Hannah packte ihre Sachen in den Transporter, sie programmierte das Navi und fuhr los. Die Fahrt gefiel ihr, es gab kaum besiedelte Städte, es gab keine Besuche. Das mobile Kommunikations-Teil schaltete sie ab und sie genoss ihre erste Nacht in der Wildnis. Vier weitere Nächte sollten folgen. Hannah vermisste die Annehmlichkeiten ihres Hauses. Eine Dusche, die Küche. Doch ein Kaffee auf dem Gaskocher schmeckte irgendwie mehr nach Freiheit. Das entschädigte.

Die Umgebung der Zitadelle kannte Blimper aus der Luft. In den Badlands kannte sie sich aus. Doch bis zum Tor der Zitadelle brauchte sie einige Anläufe. Sie ließ alles im Transporter, schulterte den Tagesrucksack und zog los. Die Anlage lag komplett in Dunkelheit, Hannahs Schritte waren deutlich zu hören, es gab ein unheimliches Echo, wie in einer Kathedrale.
Die Scheinwerfer leuchteten nackte, feuchte Wände an. Hannah fand sich zurecht. Hinunter zur Mall. Die Einkaufszeile war leer, eine große, feuchte Betonblase, mehr nicht. Hannah lief weiter zu ihrer Wohnung, zu den Wohnungen ihrer Freunde. Blanker, feuchter Beton. Keine Möbel, keine Teppiche, keine Tapeten, keine Bilder. Nichts! Sie lief weiter, überprüfte die Scheinwerfer und sah, dass noch für Stunden Strom da war. Hannah schaute sich um, dann nahm sie den Weg zum Schwimmbad. Das Bad lag vor ihr, aus den Wänden ragten hier und dort Leitungen, die einst Duschen waren, die Reste einer Sauna versperrten den einfachen Weiterweg. Dann das Becken: Gefüllt mit einer schlammigen Masse. Nur mit viel Fantasie war ein Schwimmbad zu erkennen. Keine Algen, nichts was grün war. Es war einfach dunkel und kalt. Hannah trat den Rückweg an. Noch eine Sache wollte sie sehen: Den Hangar.

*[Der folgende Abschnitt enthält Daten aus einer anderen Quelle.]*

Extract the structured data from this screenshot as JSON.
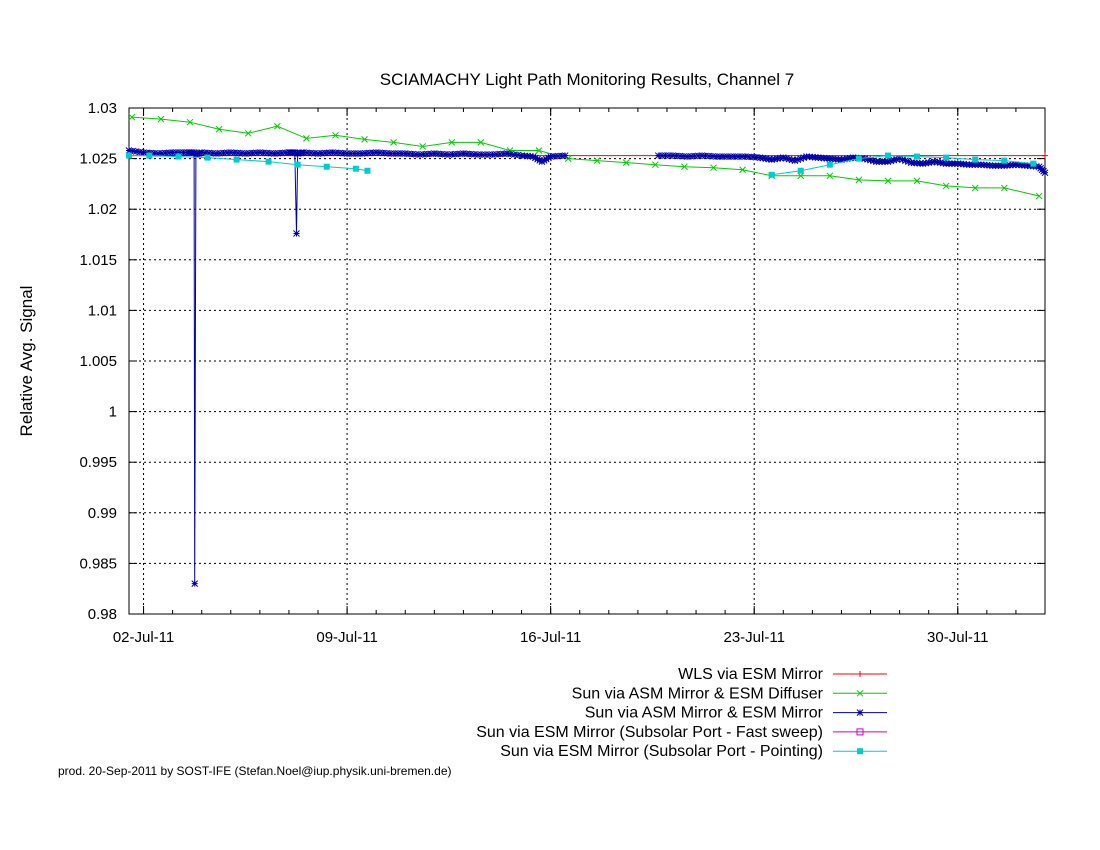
{
  "footer": "prod. 20-Sep-2011 by SOST-IFE (Stefan.Noel@iup.physik.uni-bremen.de)",
  "chart_data": {
    "type": "line",
    "title": "SCIAMACHY Light Path Monitoring Results, Channel 7",
    "xlabel": "",
    "ylabel": "Relative Avg. Signal",
    "x_unit": "date (July 2011, day of month)",
    "xlim": [
      1.5,
      33.0
    ],
    "ylim": [
      0.98,
      1.03
    ],
    "x_ticks": [
      {
        "x": 2,
        "label": "02-Jul-11"
      },
      {
        "x": 9,
        "label": "09-Jul-11"
      },
      {
        "x": 16,
        "label": "16-Jul-11"
      },
      {
        "x": 23,
        "label": "23-Jul-11"
      },
      {
        "x": 30,
        "label": "30-Jul-11"
      }
    ],
    "y_ticks": [
      {
        "y": 0.98,
        "label": "0.98"
      },
      {
        "y": 0.985,
        "label": "0.985"
      },
      {
        "y": 0.99,
        "label": "0.99"
      },
      {
        "y": 0.995,
        "label": "0.995"
      },
      {
        "y": 1.0,
        "label": "1"
      },
      {
        "y": 1.005,
        "label": "1.005"
      },
      {
        "y": 1.01,
        "label": "1.01"
      },
      {
        "y": 1.015,
        "label": "1.015"
      },
      {
        "y": 1.02,
        "label": "1.02"
      },
      {
        "y": 1.025,
        "label": "1.025"
      },
      {
        "y": 1.03,
        "label": "1.03"
      }
    ],
    "grid": true,
    "legend_position": "below plot, right-aligned",
    "series": [
      {
        "name": "WLS via ESM Mirror",
        "color": "#ff0000",
        "marker": "plus",
        "points": [
          [
            1.5,
            1.0253
          ],
          [
            33.0,
            1.0253
          ]
        ]
      },
      {
        "name": "Sun via ASM Mirror & ESM Diffuser",
        "color": "#00cc00",
        "marker": "cross",
        "points": [
          [
            1.6,
            1.0291
          ],
          [
            2.6,
            1.0289
          ],
          [
            3.6,
            1.0286
          ],
          [
            4.6,
            1.0279
          ],
          [
            5.6,
            1.0275
          ],
          [
            6.6,
            1.0282
          ],
          [
            7.6,
            1.027
          ],
          [
            8.6,
            1.0273
          ],
          [
            9.6,
            1.0269
          ],
          [
            10.6,
            1.0266
          ],
          [
            11.6,
            1.0262
          ],
          [
            12.6,
            1.0266
          ],
          [
            13.6,
            1.0266
          ],
          [
            14.6,
            1.0258
          ],
          [
            15.6,
            1.0258
          ],
          [
            16.6,
            1.025
          ],
          [
            17.6,
            1.0248
          ],
          [
            18.6,
            1.0246
          ],
          [
            19.6,
            1.0244
          ],
          [
            20.6,
            1.0242
          ],
          [
            21.6,
            1.0241
          ],
          [
            22.6,
            1.0239
          ],
          [
            23.6,
            1.0233
          ],
          [
            24.6,
            1.0233
          ],
          [
            25.6,
            1.0233
          ],
          [
            26.6,
            1.0229
          ],
          [
            27.6,
            1.0228
          ],
          [
            28.6,
            1.0228
          ],
          [
            29.6,
            1.0223
          ],
          [
            30.6,
            1.0221
          ],
          [
            31.6,
            1.0221
          ],
          [
            32.8,
            1.0213
          ]
        ]
      },
      {
        "name": "Sun via ASM Mirror & ESM Mirror",
        "color": "#0000aa",
        "marker": "star",
        "points": [
          [
            1.5,
            1.0258
          ],
          [
            2.0,
            1.0256
          ],
          [
            2.5,
            1.0255
          ],
          [
            3.0,
            1.0256
          ],
          [
            3.5,
            1.0256
          ],
          [
            3.74,
            1.0256
          ],
          [
            3.76,
            0.983
          ],
          [
            3.8,
            1.0254
          ],
          [
            4.0,
            1.0256
          ],
          [
            4.5,
            1.0255
          ],
          [
            5.0,
            1.0256
          ],
          [
            5.5,
            1.0255
          ],
          [
            6.0,
            1.0256
          ],
          [
            6.5,
            1.0255
          ],
          [
            7.0,
            1.0256
          ],
          [
            7.2,
            1.0256
          ],
          [
            7.26,
            1.0176
          ],
          [
            7.3,
            1.0255
          ],
          [
            7.5,
            1.0256
          ],
          [
            8.0,
            1.0255
          ],
          [
            8.5,
            1.0256
          ],
          [
            9.0,
            1.0255
          ],
          [
            9.5,
            1.0255
          ],
          [
            10.0,
            1.0256
          ],
          [
            10.5,
            1.0255
          ],
          [
            11.0,
            1.0255
          ],
          [
            11.5,
            1.0254
          ],
          [
            12.0,
            1.0255
          ],
          [
            12.5,
            1.0254
          ],
          [
            13.0,
            1.0255
          ],
          [
            13.5,
            1.0254
          ],
          [
            14.0,
            1.0254
          ],
          [
            14.5,
            1.0255
          ],
          [
            15.0,
            1.0253
          ],
          [
            15.4,
            1.0252
          ],
          [
            15.7,
            1.0247
          ],
          [
            16.0,
            1.0252
          ],
          [
            16.5,
            1.0253
          ],
          null,
          [
            19.7,
            1.0253
          ],
          [
            20.2,
            1.0253
          ],
          [
            20.7,
            1.0252
          ],
          [
            21.2,
            1.0253
          ],
          [
            21.7,
            1.0252
          ],
          [
            22.2,
            1.0252
          ],
          [
            22.7,
            1.0252
          ],
          [
            23.2,
            1.0251
          ],
          [
            23.6,
            1.0249
          ],
          [
            24.0,
            1.0251
          ],
          [
            24.4,
            1.0248
          ],
          [
            24.8,
            1.0252
          ],
          [
            25.2,
            1.0251
          ],
          [
            25.6,
            1.025
          ],
          [
            26.0,
            1.0249
          ],
          [
            26.4,
            1.0251
          ],
          [
            26.8,
            1.025
          ],
          [
            27.2,
            1.0247
          ],
          [
            27.6,
            1.0247
          ],
          [
            28.0,
            1.025
          ],
          [
            28.4,
            1.0246
          ],
          [
            28.8,
            1.0245
          ],
          [
            29.2,
            1.0247
          ],
          [
            29.6,
            1.0245
          ],
          [
            30.0,
            1.0245
          ],
          [
            30.4,
            1.0244
          ],
          [
            30.8,
            1.0244
          ],
          [
            31.2,
            1.0243
          ],
          [
            31.6,
            1.0243
          ],
          [
            32.0,
            1.0244
          ],
          [
            32.4,
            1.0243
          ],
          [
            32.8,
            1.0242
          ],
          [
            33.0,
            1.0236
          ]
        ]
      },
      {
        "name": "Sun via ESM Mirror (Subsolar Port - Fast sweep)",
        "color": "#cc00cc",
        "marker": "square",
        "points": []
      },
      {
        "name": "Sun via ESM Mirror (Subsolar Port - Pointing)",
        "color": "#00cccc",
        "marker": "filled-square",
        "points": [
          [
            1.5,
            1.0253
          ],
          [
            2.2,
            1.0253
          ],
          [
            3.2,
            1.0252
          ],
          [
            4.2,
            1.0251
          ],
          [
            5.2,
            1.0249
          ],
          [
            6.3,
            1.0247
          ],
          [
            7.3,
            1.0244
          ],
          [
            8.3,
            1.0242
          ],
          [
            9.3,
            1.024
          ],
          [
            9.7,
            1.0238
          ],
          null,
          [
            23.6,
            1.0234
          ],
          [
            24.6,
            1.0238
          ],
          [
            25.6,
            1.0244
          ],
          [
            26.6,
            1.025
          ],
          [
            27.6,
            1.0253
          ],
          [
            28.6,
            1.0252
          ],
          [
            29.6,
            1.0251
          ],
          [
            30.6,
            1.0249
          ],
          [
            31.6,
            1.0248
          ],
          [
            32.6,
            1.0245
          ]
        ]
      }
    ]
  }
}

Dann sah sie die Kiste. Verstaubt und kaum von der Wand zu unterscheiden. Sie öffnete die Kiste und glaubte ihren Augen nicht zu trauen: Eine ANACONDA! Blimper ließ sich an der Wand herunter auf den Boden und schaltete die Lichter aus. Alle Lichter. Es war stockdunkel und totenstill. So saß sie da. Sekunden? Minuten? Es gab kein Licht. Nichts woran sich das Auge gewöhnen könnte. Doch dann sah Hannah das schwache, bläuliche Strahlen. Ein Energypack. Sehr vorsichtig tastete sie sich an das Leuchten heran. Die Entfernung konnte sie nicht abschätzen. Das Leuchten wurde eindringlicher. Es waren vier Packs, die in einer Nische lagerten. Die Packs hatten kaum Platz in ihrem Rucksack, ein Pack band sie außen an. Dann vorsichtig zurück zur ANACONDA. Sie packte die Hülle und schleifte das Teil hinter sich her. Wie sie es zur Ebene Null geschafft hatte, wusste Blimper nicht mehr, doch hinter der letzten Wand war die Freiheit und die Dämmerung blendete sie. Nach einer weiteren Stunde lud sie ihre Beute in den Transporter und verließ ohne Licht das Gebäude. Eine innere Stimme sagte ihr, dass sie vorsichtig sein musste. In den Badlands parkte sie den Transporter in einer Kuhle und zog die Tarnnetze darüber. Tarnnetze? Sie wunderte sich, was alles in dem Auto verstaut war. Am Rand der Kuhle wartete sie auf den Sonnenaufgang, am Horizont kreisten Suchscheinwerfer. Mit den ersten Sonnenstrahlen suchte sie den Highway, fand ihn, fuhr ein paar Kilometer, parkte und schlief sich aus. Selbst im Traum fiel ihr kein Ziel ein. Sie war auf der Flucht ohne Ziel. Dann kam ihr der Gedanke, dass sie nicht flüchten musste. Da war ja noch das Haus in Netarts Bay.